Currently have a naive approach to the _tree_node_agg, which uses _AggregationFactory.collect to combine the partitions.

Is there a reason you need to use _AggregationFactory.collect explicitly, rather than just including list in the aggregation again? I know you will get a nested list, but it seems that _AggregationFactory.collect gives you this as well?

Regarding list-column flattening: I think this is the key challenge for supporting list aggregation 😃. It may make sense to add an arg to _tree_node_agg and _finalize_gb_agg to specify that the input should be flattened (if a “*_list” column is present), and then you can add a single utility function to perform this flattening. (Note that I haven’t thought through this, so my understanding may be naive).

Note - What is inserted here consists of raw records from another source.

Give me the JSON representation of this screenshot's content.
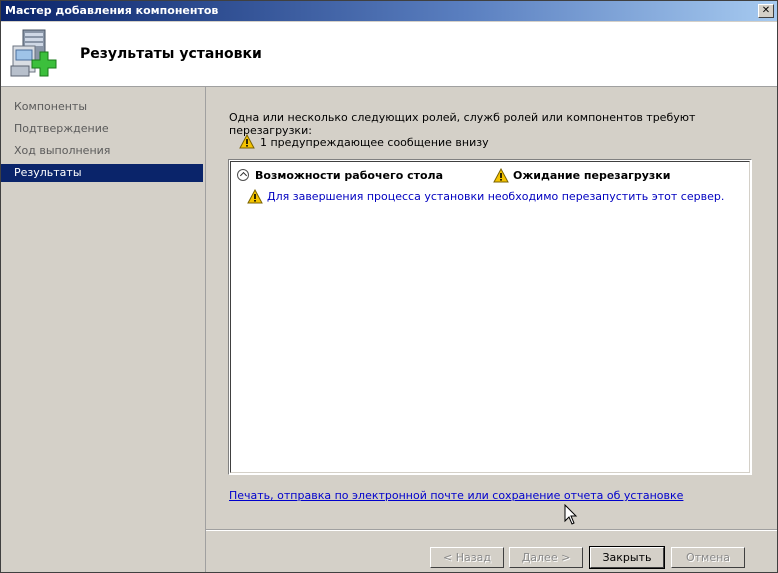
{
  "window": {
    "title": "Мастер добавления компонентов",
    "close_label": "✕"
  },
  "header": {
    "title": "Результаты установки",
    "icon": "server-add-icon"
  },
  "sidebar": {
    "items": [
      {
        "label": "Компоненты",
        "active": false
      },
      {
        "label": "Подтверждение",
        "active": false
      },
      {
        "label": "Ход выполнения",
        "active": false
      },
      {
        "label": "Результаты",
        "active": true
      }
    ]
  },
  "main": {
    "intro": "Одна или несколько следующих ролей, служб ролей или компонентов требуют перезагрузки:",
    "warning_summary": "1 предупреждающее сообщение внизу",
    "results": {
      "component": "Возможности рабочего стола",
      "status": "Ожидание перезагрузки",
      "detail": "Для завершения процесса установки необходимо перезапустить этот сервер."
    },
    "report_link": "Печать, отправка по электронной почте или сохранение отчета об установке"
  },
  "buttons": {
    "back": "< Назад",
    "next": "Далее >",
    "close": "Закрыть",
    "cancel": "Отмена"
  },
  "colors": {
    "selection": "#0a246a",
    "link": "#0000cc",
    "detail_text": "#0000c0",
    "warning": "#f5c400"
  }
}
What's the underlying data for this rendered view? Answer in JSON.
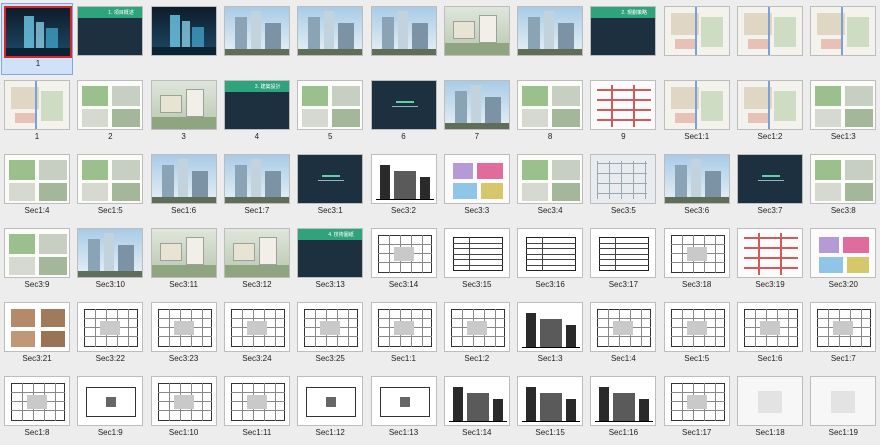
{
  "rows": [
    [
      {
        "label": "1",
        "kind": "night",
        "selected": true
      },
      {
        "label": "",
        "kind": "cover",
        "title": "1. 項目概述"
      },
      {
        "label": "",
        "kind": "night"
      },
      {
        "label": "",
        "kind": "photo"
      },
      {
        "label": "",
        "kind": "photo"
      },
      {
        "label": "",
        "kind": "photo"
      },
      {
        "label": "",
        "kind": "aerial"
      },
      {
        "label": "",
        "kind": "photo"
      },
      {
        "label": "",
        "kind": "cover",
        "title": "2. 規劃策略"
      },
      {
        "label": "",
        "kind": "map"
      },
      {
        "label": "",
        "kind": "map"
      },
      {
        "label": "",
        "kind": "map"
      }
    ],
    [
      {
        "label": "1",
        "kind": "map"
      },
      {
        "label": "2",
        "kind": "green"
      },
      {
        "label": "3",
        "kind": "aerial"
      },
      {
        "label": "4",
        "kind": "cover",
        "title": "3. 建築設計"
      },
      {
        "label": "5",
        "kind": "green"
      },
      {
        "label": "6",
        "kind": "dark"
      },
      {
        "label": "7",
        "kind": "photo"
      },
      {
        "label": "8",
        "kind": "green"
      },
      {
        "label": "9",
        "kind": "redgrid"
      },
      {
        "label": "Sec1:1",
        "kind": "map"
      },
      {
        "label": "Sec1:2",
        "kind": "map"
      },
      {
        "label": "Sec1:3",
        "kind": "green"
      }
    ],
    [
      {
        "label": "Sec1:4",
        "kind": "green"
      },
      {
        "label": "Sec1:5",
        "kind": "green"
      },
      {
        "label": "Sec1:6",
        "kind": "photo"
      },
      {
        "label": "Sec1:7",
        "kind": "photo"
      },
      {
        "label": "Sec3:1",
        "kind": "dark"
      },
      {
        "label": "Sec3:2",
        "kind": "elev"
      },
      {
        "label": "Sec3:3",
        "kind": "purple"
      },
      {
        "label": "Sec3:4",
        "kind": "green"
      },
      {
        "label": "Sec3:5",
        "kind": "facade"
      },
      {
        "label": "Sec3:6",
        "kind": "photo"
      },
      {
        "label": "Sec3:7",
        "kind": "dark"
      },
      {
        "label": "Sec3:8",
        "kind": "green"
      }
    ],
    [
      {
        "label": "Sec3:9",
        "kind": "green"
      },
      {
        "label": "Sec3:10",
        "kind": "photo"
      },
      {
        "label": "Sec3:11",
        "kind": "aerial"
      },
      {
        "label": "Sec3:12",
        "kind": "aerial"
      },
      {
        "label": "Sec3:13",
        "kind": "cover",
        "title": "4. 技術圖紙"
      },
      {
        "label": "Sec3:14",
        "kind": "plan"
      },
      {
        "label": "Sec3:15",
        "kind": "table"
      },
      {
        "label": "Sec3:16",
        "kind": "table"
      },
      {
        "label": "Sec3:17",
        "kind": "table"
      },
      {
        "label": "Sec3:18",
        "kind": "plan"
      },
      {
        "label": "Sec3:19",
        "kind": "redgrid"
      },
      {
        "label": "Sec3:20",
        "kind": "purple"
      }
    ],
    [
      {
        "label": "Sec3:21",
        "kind": "brown"
      },
      {
        "label": "Sec3:22",
        "kind": "plan"
      },
      {
        "label": "Sec3:23",
        "kind": "plan"
      },
      {
        "label": "Sec3:24",
        "kind": "plan"
      },
      {
        "label": "Sec3:25",
        "kind": "plan"
      },
      {
        "label": "Sec1:1",
        "kind": "plan"
      },
      {
        "label": "Sec1:2",
        "kind": "plan"
      },
      {
        "label": "Sec1:3",
        "kind": "elev"
      },
      {
        "label": "Sec1:4",
        "kind": "plan"
      },
      {
        "label": "Sec1:5",
        "kind": "plan"
      },
      {
        "label": "Sec1:6",
        "kind": "plan"
      },
      {
        "label": "Sec1:7",
        "kind": "plan"
      }
    ],
    [
      {
        "label": "Sec1:8",
        "kind": "plan"
      },
      {
        "label": "Sec1:9",
        "kind": "sparse"
      },
      {
        "label": "Sec1:10",
        "kind": "plan"
      },
      {
        "label": "Sec1:11",
        "kind": "plan"
      },
      {
        "label": "Sec1:12",
        "kind": "sparse"
      },
      {
        "label": "Sec1:13",
        "kind": "sparse"
      },
      {
        "label": "Sec1:14",
        "kind": "elev"
      },
      {
        "label": "Sec1:15",
        "kind": "elev"
      },
      {
        "label": "Sec1:16",
        "kind": "elev"
      },
      {
        "label": "Sec1:17",
        "kind": "plan"
      },
      {
        "label": "Sec1:18",
        "kind": "blank"
      },
      {
        "label": "Sec1:19",
        "kind": "blank"
      }
    ]
  ],
  "colors": {
    "dark": "#1d3040",
    "teal": "#2fa37c",
    "accent_red": "#d9252b",
    "select_bg": "#cfe2f8"
  }
}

EDIT: It looks like df['col_list'].explode() may flatten the column for you.

rjzamora on Apr 16, 2021

This conflicts with @beckernick’s example, which running through dask-cudf’s codepath would raise a TypeError because list is not iterable. Not sure if the best solution for this would be to explicitly specify examples of input for the aggs dict, or a check in the code to make sure all aggregations are in lists.

Right - It is certainly true that _groupby_partition_agg is expecting a dict with list values. This is by design, and requires the parent groupby_agg function to ensure that the aggregation plan is rewritten to meet this specification. Regarding the motivating example for this issue: It looks like you just need to expand upon this str check to handle calllable objects as well. It also seems that we will need to add a check for general aggregations, like df.groubpy("a").agg(list).

rjzamora on Apr 15, 2021

I see - This definitely seems like somethin we should ultimately resolve in collect. However, since you are taking the dask_cudf route here, perhaps a simple fix is to fall back on _meta_nonempty when things fail?

try:
    _meta = ddf._meta.groupby(gb_cols, as_index=as_index).agg(_aggs)
except NotImplementedError:
    _meta = ddf._meta_nonempty.groupby(gb_cols, as_index=as_index).agg(_aggs)

rjzamora on Apr 15, 2021

This falls out of the scope of this issue, so for now I’ll make a PR that adds support for the callable list, and later on a separate PR that expands _is_supported() to handle callables, and optionally emulate Dask.dataframe’s “list” behavior.

Thanks @charlesbluca ! I agree that the priority is to support the pandas/cudf list-aggregation syntax.

As we discussed, it is somewhat of a coincidence that the "list" label is supported by dask-dataframe (since it is not supported by pandas or cudf), but it shouldn’t hurt to support it in dask_cudf as well.

rjzamora on Apr 15, 2021

I haven’t looked through this deeply, but the quickest/easiest “fix” may be to add list to the optimized groupby-aggregation code path in dask_cudf. It may not require much work to get that code path working (would need to add support for list in _tree_node_agg, but I’m not seeing any real blockers).

rjzamora on Apr 9, 2021